O Presidente do Instituto Politécnico da Guarda, Constantino Rei recusa-se a assinar o acordo que o governo propôs às instituições de ensino superior que se encontram em desequilíbrio financeiro. O documento permite que as universidades e politécnicos com problemas de dinheiro, possam recorrer às instituições que tenham um saldo positivo.

O Ministério da Educação, adianta no entanto que ao ser contraído um empréstimo, a verba terá que ser devolvida no prazo de três anos. Caso não seja cumprida essa medida, o politécnico ou a universidade que pediu dinheiro a outra instituição de ensino superior, será penalizada. Ou seja, irá ter um corte orçamental, por parte do governo. Esta proposta apanhou de surpresa sobretudo os Institutos Politécnicos, que já se manifestaram a uma só voz, contra o Ministro da Tutela.

Segundo o Presidente do IPG, esta proposta iria colocar os politécnicos uns contra os outros, e reflete alguma desorientação por parte do Ministro da Ciência e Ensino Superior.

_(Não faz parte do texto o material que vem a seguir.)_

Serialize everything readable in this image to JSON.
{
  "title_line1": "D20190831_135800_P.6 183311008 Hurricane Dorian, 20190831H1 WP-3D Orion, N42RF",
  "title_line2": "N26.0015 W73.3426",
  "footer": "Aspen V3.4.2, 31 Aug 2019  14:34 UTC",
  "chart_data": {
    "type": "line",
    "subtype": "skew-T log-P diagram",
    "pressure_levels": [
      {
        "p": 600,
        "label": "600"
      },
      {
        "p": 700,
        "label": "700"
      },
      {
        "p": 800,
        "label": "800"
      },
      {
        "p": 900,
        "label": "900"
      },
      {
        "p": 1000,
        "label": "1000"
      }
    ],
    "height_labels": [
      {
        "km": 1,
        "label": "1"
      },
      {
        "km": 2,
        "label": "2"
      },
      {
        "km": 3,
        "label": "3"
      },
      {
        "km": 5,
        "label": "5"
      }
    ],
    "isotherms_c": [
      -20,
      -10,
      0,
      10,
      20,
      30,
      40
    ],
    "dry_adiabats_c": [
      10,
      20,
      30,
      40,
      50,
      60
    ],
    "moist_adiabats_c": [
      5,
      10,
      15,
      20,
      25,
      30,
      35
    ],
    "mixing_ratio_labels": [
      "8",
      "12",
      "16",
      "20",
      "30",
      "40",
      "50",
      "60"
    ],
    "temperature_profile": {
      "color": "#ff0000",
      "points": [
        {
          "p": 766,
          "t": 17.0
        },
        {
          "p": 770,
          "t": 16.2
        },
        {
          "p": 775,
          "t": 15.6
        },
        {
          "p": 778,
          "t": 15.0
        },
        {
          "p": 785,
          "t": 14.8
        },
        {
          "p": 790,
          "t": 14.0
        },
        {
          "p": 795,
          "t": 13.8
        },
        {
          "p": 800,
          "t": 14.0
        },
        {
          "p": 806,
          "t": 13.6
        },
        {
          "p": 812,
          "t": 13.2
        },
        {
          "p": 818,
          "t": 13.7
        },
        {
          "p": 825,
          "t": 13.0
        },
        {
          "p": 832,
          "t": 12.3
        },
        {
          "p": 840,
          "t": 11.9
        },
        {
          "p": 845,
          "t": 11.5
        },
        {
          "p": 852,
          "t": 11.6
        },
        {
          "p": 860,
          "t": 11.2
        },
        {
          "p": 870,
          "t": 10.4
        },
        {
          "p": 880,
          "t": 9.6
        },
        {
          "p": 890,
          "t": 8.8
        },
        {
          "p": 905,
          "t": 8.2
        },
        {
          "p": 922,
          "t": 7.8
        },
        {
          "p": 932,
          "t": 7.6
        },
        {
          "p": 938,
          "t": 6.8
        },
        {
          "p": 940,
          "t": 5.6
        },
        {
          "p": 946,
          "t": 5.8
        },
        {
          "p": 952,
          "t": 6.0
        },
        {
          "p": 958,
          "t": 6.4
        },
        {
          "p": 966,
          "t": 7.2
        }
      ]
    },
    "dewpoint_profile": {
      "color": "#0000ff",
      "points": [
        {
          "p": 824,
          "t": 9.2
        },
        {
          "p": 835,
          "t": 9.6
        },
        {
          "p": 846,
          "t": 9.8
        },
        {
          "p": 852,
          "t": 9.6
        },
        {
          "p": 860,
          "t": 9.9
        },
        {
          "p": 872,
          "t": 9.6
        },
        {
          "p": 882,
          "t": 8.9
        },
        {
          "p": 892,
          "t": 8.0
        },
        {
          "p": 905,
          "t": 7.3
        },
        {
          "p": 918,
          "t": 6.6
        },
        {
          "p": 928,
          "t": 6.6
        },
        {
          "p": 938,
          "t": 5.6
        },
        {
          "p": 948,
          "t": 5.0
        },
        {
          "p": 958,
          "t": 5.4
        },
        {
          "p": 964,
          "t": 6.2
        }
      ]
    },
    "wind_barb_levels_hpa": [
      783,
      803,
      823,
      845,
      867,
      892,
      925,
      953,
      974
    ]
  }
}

Constantino Rei diz que a medida do governo apresentada aos politécnicos, para ultrapassarem as dificuldades financeiras é uma aberração, para além de não ter qualquer enquadramento legal.

Nas declarações que prestou à Rádio F, o Presidente do IPG, acrescentou ainda que os politécnicos já reuniram no sentido de contestarem a proposta do governo e apresentaram algumas sugestões.